This disc is part of a superb series from France's Alpha label, mostly covering early Baroque repertory, that offers handsome packaging bearing an artwork contemporary with the music on the disc, shown both complete and in detail. The painting of Bacchus and Ariadne shown here is attributed to Louis Le Nain, one of those artists you may have sprinted past in the Louvre on your way to see the Mona Lisa. After reading the informative essay here, however, you'll take more time in that gallery on your next visit. The music on the disc, as with many recordings in this series, is even less well known; the composer of most of it, Antoine Boësset (1587-1643), is not even mentioned in music history texts. He was a composer of airs de cour, court airs, for Louis XIII, and that entire genre will be new to most non-French listeners.

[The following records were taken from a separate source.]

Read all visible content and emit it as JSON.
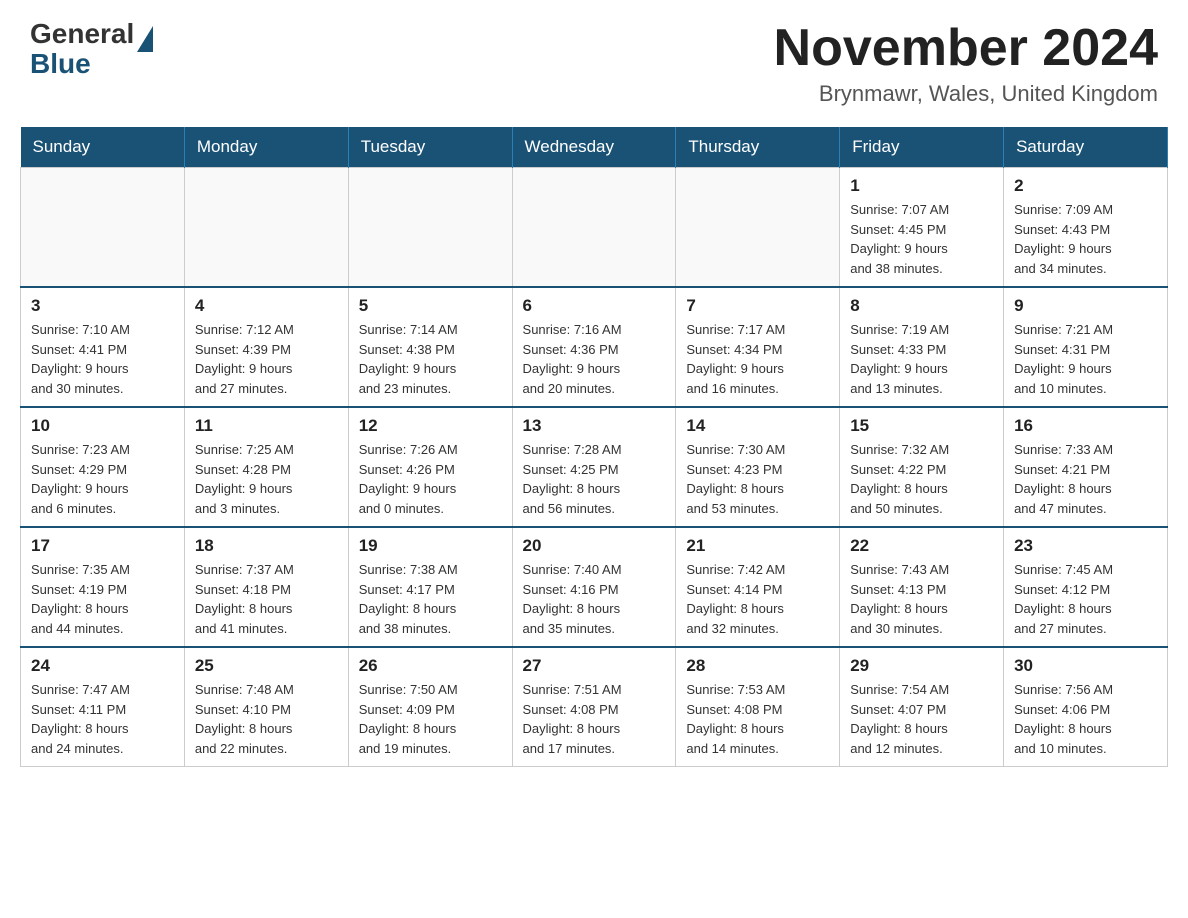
{
  "header": {
    "logo_general": "General",
    "logo_blue": "Blue",
    "title": "November 2024",
    "location": "Brynmawr, Wales, United Kingdom"
  },
  "days_of_week": [
    "Sunday",
    "Monday",
    "Tuesday",
    "Wednesday",
    "Thursday",
    "Friday",
    "Saturday"
  ],
  "weeks": [
    [
      {
        "day": "",
        "info": ""
      },
      {
        "day": "",
        "info": ""
      },
      {
        "day": "",
        "info": ""
      },
      {
        "day": "",
        "info": ""
      },
      {
        "day": "",
        "info": ""
      },
      {
        "day": "1",
        "info": "Sunrise: 7:07 AM\nSunset: 4:45 PM\nDaylight: 9 hours\nand 38 minutes."
      },
      {
        "day": "2",
        "info": "Sunrise: 7:09 AM\nSunset: 4:43 PM\nDaylight: 9 hours\nand 34 minutes."
      }
    ],
    [
      {
        "day": "3",
        "info": "Sunrise: 7:10 AM\nSunset: 4:41 PM\nDaylight: 9 hours\nand 30 minutes."
      },
      {
        "day": "4",
        "info": "Sunrise: 7:12 AM\nSunset: 4:39 PM\nDaylight: 9 hours\nand 27 minutes."
      },
      {
        "day": "5",
        "info": "Sunrise: 7:14 AM\nSunset: 4:38 PM\nDaylight: 9 hours\nand 23 minutes."
      },
      {
        "day": "6",
        "info": "Sunrise: 7:16 AM\nSunset: 4:36 PM\nDaylight: 9 hours\nand 20 minutes."
      },
      {
        "day": "7",
        "info": "Sunrise: 7:17 AM\nSunset: 4:34 PM\nDaylight: 9 hours\nand 16 minutes."
      },
      {
        "day": "8",
        "info": "Sunrise: 7:19 AM\nSunset: 4:33 PM\nDaylight: 9 hours\nand 13 minutes."
      },
      {
        "day": "9",
        "info": "Sunrise: 7:21 AM\nSunset: 4:31 PM\nDaylight: 9 hours\nand 10 minutes."
      }
    ],
    [
      {
        "day": "10",
        "info": "Sunrise: 7:23 AM\nSunset: 4:29 PM\nDaylight: 9 hours\nand 6 minutes."
      },
      {
        "day": "11",
        "info": "Sunrise: 7:25 AM\nSunset: 4:28 PM\nDaylight: 9 hours\nand 3 minutes."
      },
      {
        "day": "12",
        "info": "Sunrise: 7:26 AM\nSunset: 4:26 PM\nDaylight: 9 hours\nand 0 minutes."
      },
      {
        "day": "13",
        "info": "Sunrise: 7:28 AM\nSunset: 4:25 PM\nDaylight: 8 hours\nand 56 minutes."
      },
      {
        "day": "14",
        "info": "Sunrise: 7:30 AM\nSunset: 4:23 PM\nDaylight: 8 hours\nand 53 minutes."
      },
      {
        "day": "15",
        "info": "Sunrise: 7:32 AM\nSunset: 4:22 PM\nDaylight: 8 hours\nand 50 minutes."
      },
      {
        "day": "16",
        "info": "Sunrise: 7:33 AM\nSunset: 4:21 PM\nDaylight: 8 hours\nand 47 minutes."
      }
    ],
    [
      {
        "day": "17",
        "info": "Sunrise: 7:35 AM\nSunset: 4:19 PM\nDaylight: 8 hours\nand 44 minutes."
      },
      {
        "day": "18",
        "info": "Sunrise: 7:37 AM\nSunset: 4:18 PM\nDaylight: 8 hours\nand 41 minutes."
      },
      {
        "day": "19",
        "info": "Sunrise: 7:38 AM\nSunset: 4:17 PM\nDaylight: 8 hours\nand 38 minutes."
      },
      {
        "day": "20",
        "info": "Sunrise: 7:40 AM\nSunset: 4:16 PM\nDaylight: 8 hours\nand 35 minutes."
      },
      {
        "day": "21",
        "info": "Sunrise: 7:42 AM\nSunset: 4:14 PM\nDaylight: 8 hours\nand 32 minutes."
      },
      {
        "day": "22",
        "info": "Sunrise: 7:43 AM\nSunset: 4:13 PM\nDaylight: 8 hours\nand 30 minutes."
      },
      {
        "day": "23",
        "info": "Sunrise: 7:45 AM\nSunset: 4:12 PM\nDaylight: 8 hours\nand 27 minutes."
      }
    ],
    [
      {
        "day": "24",
        "info": "Sunrise: 7:47 AM\nSunset: 4:11 PM\nDaylight: 8 hours\nand 24 minutes."
      },
      {
        "day": "25",
        "info": "Sunrise: 7:48 AM\nSunset: 4:10 PM\nDaylight: 8 hours\nand 22 minutes."
      },
      {
        "day": "26",
        "info": "Sunrise: 7:50 AM\nSunset: 4:09 PM\nDaylight: 8 hours\nand 19 minutes."
      },
      {
        "day": "27",
        "info": "Sunrise: 7:51 AM\nSunset: 4:08 PM\nDaylight: 8 hours\nand 17 minutes."
      },
      {
        "day": "28",
        "info": "Sunrise: 7:53 AM\nSunset: 4:08 PM\nDaylight: 8 hours\nand 14 minutes."
      },
      {
        "day": "29",
        "info": "Sunrise: 7:54 AM\nSunset: 4:07 PM\nDaylight: 8 hours\nand 12 minutes."
      },
      {
        "day": "30",
        "info": "Sunrise: 7:56 AM\nSunset: 4:06 PM\nDaylight: 8 hours\nand 10 minutes."
      }
    ]
  ]
}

On the evidence here, it's a treasure trove. Boësset's pieces are songs for a solo voice or a small group, accompanied by viols and lutes. They are lightly polyphonic at most, and they show the influence of Italian opera -- but it is only an accent, not the meat of the music. A few pieces are in Italian and a few in Spanish, another fashion of the day. The texts are mostly little pastoral scenes or odes to feminine beauty, aimed at exquisite exploration of a specific affect rather than at dramatic impact. There are also texted interludes from the ballet de cour and works from Boësset's contemporaries that fill out the picture of his place and time. One sacred song, Ô Dieu, is included and placed near the end, seemingly as a check on all the frivolity; it is especially lovely, as is the title track of the album, Je meurs sans mourir (I die without dying). There are also some instrumental interludes from dramatic works. The music is graceful, natural, and sensuous in the extreme.
The French ensemble
Le Poème Harmonique gives gentle, highly evocative performances of these works, but the real highlight, perhaps, is the booklet, which weighs in at 56 pages (half English, half French). Along with the essay on Le Nain's painting is a complete introduction to Boësset and his world. It may be tough going for the casual reader, and it takes some work to find the commentary pertaining to a specific piece if you're just thumbing through, but it offers deep context for this music and brings it fully alive even though it's completely unfamiliar. The only complaints are that, for all the care obviously lavished on the booklet, two of the pieces, numbers 14 and 15, are reversed in the track listing from how they actually appear on disc (the ordering in the track listing would have been better), and that in one of the excerpts from stage works, track 11, the group makes a questionable decision to interpolate part of another work that doesn't really fit. This album is strongly recommended for lovers of the French Baroque, and indeed for anyone who has walked slowly through the Louvre and wondered about the culture of Louis XIII and his era. You could take a course at your local university, or you could just fork over the cost of this one CD.